Kein Tier ist so überzüchtet wie das Huhn. Es ist fett und billig. Aber warum wurde ausgerechnet das Huhn zum Ramschartikel in der Fleischtheke?

Geflügelmäster Stefan Teepker kontrolliert die Krallen seiner Hühner Foto: Lars Berg

HANDRUP/KOLKWITZ taz | Stefan Teepker knipst das Licht an, Stall Nummer 4 wird erleuchtet, und 37.000 Hühner erwachen. Sekunden später wogt eine Welle aus weißen Körpern durch die graue Wellblechhalle. Eine chaotische Masse, die scheinbar kein Ende nimmt, in der es keine Ordnung gibt. Staub steigt auf und vermischt sich mit dem Gelärme aus Tausenden Hühnerkehlen, spitz und kratzig.

Teepker greift unerschrocken in die weiße Masse hinein und packt zu. Der weiße kleine Körper in seiner Hand windet sich, protestiert und wird dann schlaff. Es ist ein Hähnchen, 26 Tage alt, etwa 1,4 Kilo schwer. In zwei Wochen wird es geschlachtet.

Seit April dieses Jahres ringt das „Klimakabinett“ der Bundesregierung um nachhaltige Lösungen für Verkehr und Landwirtschaft. Die deutsche Gesellschaft debattiert über Fleischverzicht, und der Konsum von Rind und Schwein geht langsam zurück. Nur das Huhn hat nichts davon.

622 Millionen Masthühnchen landeten 2018 in den Schlachthöfen, 23 Millionen mehr als im Vorjahr. 81 Prozent aller geschlachteten Tiere in Deutschland sind Masthühner.

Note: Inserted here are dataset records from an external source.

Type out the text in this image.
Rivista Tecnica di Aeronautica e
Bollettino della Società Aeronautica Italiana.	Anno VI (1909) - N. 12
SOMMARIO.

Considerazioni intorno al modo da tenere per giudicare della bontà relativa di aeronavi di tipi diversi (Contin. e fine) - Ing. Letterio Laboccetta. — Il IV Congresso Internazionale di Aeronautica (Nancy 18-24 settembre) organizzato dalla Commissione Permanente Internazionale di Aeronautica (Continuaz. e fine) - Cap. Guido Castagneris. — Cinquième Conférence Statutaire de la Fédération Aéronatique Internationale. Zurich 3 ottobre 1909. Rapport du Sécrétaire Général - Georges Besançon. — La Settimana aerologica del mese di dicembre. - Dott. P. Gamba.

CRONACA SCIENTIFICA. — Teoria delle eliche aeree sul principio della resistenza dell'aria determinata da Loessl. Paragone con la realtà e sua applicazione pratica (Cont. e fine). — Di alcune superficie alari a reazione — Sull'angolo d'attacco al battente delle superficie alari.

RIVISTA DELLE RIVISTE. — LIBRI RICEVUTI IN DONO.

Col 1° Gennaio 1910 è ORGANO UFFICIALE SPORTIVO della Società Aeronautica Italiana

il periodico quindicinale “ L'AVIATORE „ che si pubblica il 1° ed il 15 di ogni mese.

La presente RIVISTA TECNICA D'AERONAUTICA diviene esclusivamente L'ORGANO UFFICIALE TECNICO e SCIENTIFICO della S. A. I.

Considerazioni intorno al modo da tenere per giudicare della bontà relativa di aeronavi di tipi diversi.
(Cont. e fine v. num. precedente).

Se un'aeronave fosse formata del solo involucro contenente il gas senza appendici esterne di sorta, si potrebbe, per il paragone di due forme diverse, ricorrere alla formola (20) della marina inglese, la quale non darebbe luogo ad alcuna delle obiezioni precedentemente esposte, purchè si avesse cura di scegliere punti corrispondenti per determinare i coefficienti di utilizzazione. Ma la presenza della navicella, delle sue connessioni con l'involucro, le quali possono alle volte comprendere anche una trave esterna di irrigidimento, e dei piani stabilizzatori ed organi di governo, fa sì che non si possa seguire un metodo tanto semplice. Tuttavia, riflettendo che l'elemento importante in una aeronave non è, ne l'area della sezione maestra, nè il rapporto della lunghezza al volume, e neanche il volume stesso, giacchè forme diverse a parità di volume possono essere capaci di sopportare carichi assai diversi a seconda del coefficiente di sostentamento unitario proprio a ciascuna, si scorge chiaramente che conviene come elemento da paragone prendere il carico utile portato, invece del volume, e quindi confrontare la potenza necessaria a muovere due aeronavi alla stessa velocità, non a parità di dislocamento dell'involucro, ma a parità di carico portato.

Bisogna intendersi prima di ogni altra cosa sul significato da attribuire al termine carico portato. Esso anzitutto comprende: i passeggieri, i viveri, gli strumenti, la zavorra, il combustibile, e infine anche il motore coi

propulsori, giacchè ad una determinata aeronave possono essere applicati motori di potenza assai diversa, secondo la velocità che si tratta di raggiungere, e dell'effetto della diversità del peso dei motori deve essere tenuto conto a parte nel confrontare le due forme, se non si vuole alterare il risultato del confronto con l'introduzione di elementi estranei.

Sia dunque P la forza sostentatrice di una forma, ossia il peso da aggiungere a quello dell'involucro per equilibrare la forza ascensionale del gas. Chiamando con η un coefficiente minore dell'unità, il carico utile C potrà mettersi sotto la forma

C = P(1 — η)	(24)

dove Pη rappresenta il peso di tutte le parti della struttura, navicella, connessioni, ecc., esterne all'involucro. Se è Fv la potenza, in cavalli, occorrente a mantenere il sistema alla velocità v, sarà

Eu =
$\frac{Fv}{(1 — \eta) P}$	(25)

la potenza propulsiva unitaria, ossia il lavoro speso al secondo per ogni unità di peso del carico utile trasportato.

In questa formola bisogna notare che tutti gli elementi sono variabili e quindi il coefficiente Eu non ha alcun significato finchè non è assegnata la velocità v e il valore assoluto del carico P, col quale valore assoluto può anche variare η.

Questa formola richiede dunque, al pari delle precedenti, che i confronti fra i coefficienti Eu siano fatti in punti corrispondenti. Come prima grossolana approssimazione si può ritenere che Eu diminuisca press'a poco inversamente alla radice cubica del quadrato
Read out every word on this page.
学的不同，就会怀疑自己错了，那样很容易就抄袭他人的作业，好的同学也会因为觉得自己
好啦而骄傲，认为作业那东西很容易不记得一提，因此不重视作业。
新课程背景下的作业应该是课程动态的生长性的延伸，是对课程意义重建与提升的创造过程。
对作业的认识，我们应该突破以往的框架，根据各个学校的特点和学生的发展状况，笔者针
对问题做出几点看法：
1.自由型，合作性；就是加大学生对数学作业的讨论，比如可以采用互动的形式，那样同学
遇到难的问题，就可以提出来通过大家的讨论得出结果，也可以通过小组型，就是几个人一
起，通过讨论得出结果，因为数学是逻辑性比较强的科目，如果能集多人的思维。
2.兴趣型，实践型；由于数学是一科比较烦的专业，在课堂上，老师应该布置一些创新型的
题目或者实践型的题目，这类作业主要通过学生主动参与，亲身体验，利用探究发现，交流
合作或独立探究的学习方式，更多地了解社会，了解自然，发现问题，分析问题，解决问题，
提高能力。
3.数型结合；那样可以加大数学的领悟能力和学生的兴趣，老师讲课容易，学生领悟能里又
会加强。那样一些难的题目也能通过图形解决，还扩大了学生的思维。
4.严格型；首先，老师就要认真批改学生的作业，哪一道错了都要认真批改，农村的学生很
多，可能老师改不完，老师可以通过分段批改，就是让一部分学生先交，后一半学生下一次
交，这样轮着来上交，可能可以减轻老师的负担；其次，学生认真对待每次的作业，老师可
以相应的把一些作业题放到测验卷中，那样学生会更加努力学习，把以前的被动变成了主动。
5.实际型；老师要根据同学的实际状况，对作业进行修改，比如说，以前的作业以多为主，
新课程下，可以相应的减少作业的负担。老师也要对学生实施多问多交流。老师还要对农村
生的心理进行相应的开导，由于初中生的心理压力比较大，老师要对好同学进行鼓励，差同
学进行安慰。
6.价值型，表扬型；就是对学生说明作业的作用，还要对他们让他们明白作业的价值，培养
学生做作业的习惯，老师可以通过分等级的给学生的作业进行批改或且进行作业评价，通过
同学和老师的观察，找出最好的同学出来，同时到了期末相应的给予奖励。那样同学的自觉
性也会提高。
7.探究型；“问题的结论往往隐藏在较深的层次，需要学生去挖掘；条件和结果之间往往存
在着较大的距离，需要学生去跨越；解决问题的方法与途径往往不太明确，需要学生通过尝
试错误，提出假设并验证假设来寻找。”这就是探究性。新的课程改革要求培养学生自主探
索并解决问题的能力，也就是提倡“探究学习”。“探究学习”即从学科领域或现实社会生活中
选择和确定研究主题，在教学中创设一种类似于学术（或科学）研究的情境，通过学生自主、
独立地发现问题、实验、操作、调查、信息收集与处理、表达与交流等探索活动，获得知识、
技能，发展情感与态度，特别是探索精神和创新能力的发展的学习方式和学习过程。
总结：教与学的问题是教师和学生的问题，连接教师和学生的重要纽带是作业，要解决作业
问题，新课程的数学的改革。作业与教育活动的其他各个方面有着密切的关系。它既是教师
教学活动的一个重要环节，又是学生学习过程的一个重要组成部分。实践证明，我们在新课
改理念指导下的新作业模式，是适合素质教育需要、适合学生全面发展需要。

Hähnchenbrustfilet, 300 Gramm für 4 Euro. Noch nie wurde so viel Geflügel verzehrt wie heute. Nicht nur in Deutschland, sondern weltweit.

Immer weniger Betriebe mästen immer mehr Tiere

Das Huhn ist zum Massenprodukt geraten, zum Ramsch­artikel in der Fleischtheke. Zum hochgezüchteten Superhuhn, das schneller wächst und mehr Fleisch und Eier liefert als je zuvor.

Ein Wandel, eine Steigerung der Effizienz, die nicht nur das Huhn ergriffen hat, sondern die gesamte Landwirtschaft. Immer weniger Betriebe bewirtschaften immer mehr Land und mästen immer mehr Tiere. Kleine Höfe geben auf, statt festen Arbeitskräften malochen billige Lohnarbeiter auf den Feldern. Technik ersetzt Handwerk in den Ställen.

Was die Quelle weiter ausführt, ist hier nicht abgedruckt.